過去18カ月の間にIT関係のカンファレンスやイベントに参加した読者の方であれば、本記事のタイトルと同じような話を、ITリーダーやテクノロジベンダーから何度も耳にしたことだろう。一言で述べると、IT部門における予算の約70%が既存インフラの保守に費やされており、新たなイノベーションに使われるのは30%に過ぎないという話である。
このことは、ボストンで開催された「EMC World 2010」でも大きな話題となり、ほとんどの講演者が言及していた。そしてEMCの最高経営責任者(CEO)であるJoe Tucci氏も、現地時間5月10日に行った基調講演の冒頭で、企業をクラウドに向かわせている最大の要因としてこの件を採り上げていた(下記のスライドを参照)。
また、Hewlett-Packard(HP)が11日の午前に「Break IT Innovation Gridlock」(ITにおけるイノベーションの停滞を打破する)という新たなプログラムを発表した際にも、同様のことを述べている。
以下は、HP Enterprise Businessの販売、マーケティング、戦略を担当するエクゼクティブバイスプレジデントであるThomas E. Hogan氏が語った内容である。
変化の絶えない現代において、企業にとってイノベーションの停滞を打破できるかどうかが、市場をリードする存在となるか、それとも競合他社の後塵を拝することになるかという分かれ道になることもあるのです。HPを選択することにより、最高情報責任者(CIO)の方々は、運用に回されていたコストを、新たなイノベーションを生み出すプロジェクトに振り向けられるようになります。
さらに悪いことに、IT予算の推定30%がイノベーションに使われているといっても、Tucci氏が今回のEMC Worldにおけるプレゼンテーションで指摘したように、この値は実際にはかなりに高めとなっている。というのも一般的に言って、この30%の多くが、レガシーコードや旧式のシステムの重荷に対処するための新たなテクノロジに投資されているためである。
EMCやHP、そしてCIOたちは皆、こういった状況によって破壊的な結果がもたらされると考えている。旧式のテクノロジを維持するという重荷を背負わされたエンタープライズは、このままではITにかかるコストを浪費させられ、さらには柔軟性をも失うことになるだろう。なぜか?Tucci氏の言葉を借りれば、「われわれは、さらなる情報爆発の時代を迎えようとしている」からだということになる。
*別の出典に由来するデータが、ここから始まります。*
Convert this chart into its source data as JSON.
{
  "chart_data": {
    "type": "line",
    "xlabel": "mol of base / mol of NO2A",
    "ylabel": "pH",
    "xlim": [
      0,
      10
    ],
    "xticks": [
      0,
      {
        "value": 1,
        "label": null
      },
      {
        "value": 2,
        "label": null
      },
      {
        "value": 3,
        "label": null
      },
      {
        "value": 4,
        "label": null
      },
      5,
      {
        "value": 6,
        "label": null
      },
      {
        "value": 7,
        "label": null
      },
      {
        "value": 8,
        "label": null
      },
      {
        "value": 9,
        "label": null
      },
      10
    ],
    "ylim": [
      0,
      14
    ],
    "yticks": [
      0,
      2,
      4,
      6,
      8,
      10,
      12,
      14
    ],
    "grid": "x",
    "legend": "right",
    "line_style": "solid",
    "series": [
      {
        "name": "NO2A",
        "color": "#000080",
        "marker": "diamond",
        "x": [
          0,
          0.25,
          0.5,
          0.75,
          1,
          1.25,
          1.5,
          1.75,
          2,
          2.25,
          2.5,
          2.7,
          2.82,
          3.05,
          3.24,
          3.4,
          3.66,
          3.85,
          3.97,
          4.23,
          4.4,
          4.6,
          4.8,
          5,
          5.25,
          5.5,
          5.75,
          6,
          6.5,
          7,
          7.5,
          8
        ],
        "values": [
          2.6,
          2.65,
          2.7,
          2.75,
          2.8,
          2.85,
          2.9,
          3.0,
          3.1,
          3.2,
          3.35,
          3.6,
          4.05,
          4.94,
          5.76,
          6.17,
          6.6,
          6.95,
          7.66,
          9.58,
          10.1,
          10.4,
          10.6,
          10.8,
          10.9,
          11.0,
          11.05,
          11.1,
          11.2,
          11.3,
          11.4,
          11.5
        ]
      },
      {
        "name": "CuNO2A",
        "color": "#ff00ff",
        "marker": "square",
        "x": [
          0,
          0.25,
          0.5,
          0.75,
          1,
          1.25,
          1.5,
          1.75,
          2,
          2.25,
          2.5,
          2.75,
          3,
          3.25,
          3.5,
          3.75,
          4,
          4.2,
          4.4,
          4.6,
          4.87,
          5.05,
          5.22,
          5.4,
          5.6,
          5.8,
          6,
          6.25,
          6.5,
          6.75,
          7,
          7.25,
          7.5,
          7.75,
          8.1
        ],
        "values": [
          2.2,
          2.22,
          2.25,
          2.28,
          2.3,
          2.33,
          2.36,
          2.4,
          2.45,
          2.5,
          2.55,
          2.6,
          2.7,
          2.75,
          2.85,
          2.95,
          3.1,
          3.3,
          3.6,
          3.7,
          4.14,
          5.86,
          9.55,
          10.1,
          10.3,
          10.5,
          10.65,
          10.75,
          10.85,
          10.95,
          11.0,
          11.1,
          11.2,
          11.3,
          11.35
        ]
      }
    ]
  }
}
Tucci氏が引用した調査(この調査はEMCの依頼で行われた)によると、今後、より多くのシステムが既存データのデジタルフォーマット化を推進するようになるため、2020年におけるデジタルデータのサイズは、2009年に比べると44倍にまで増加するという(Tucci氏による下記のスライドを参照)。
要するに、管理する必要のあるデータがこういったペースで増加することにより、IT部門には機敏かつ柔軟な対応が要求されるようになるわけである。こういった要求に応えられなかった場合、IT部門は既存システムの保守に追われて身動きがとれなくなってしまうだろう。EMCとHPが提唱しているアプローチはそれぞれ異なっているものの、状況が悪化する前に手を打とうとしているのは同じ問題、すなわちITにかかるコストの70%が保守関連であるという現状なのである。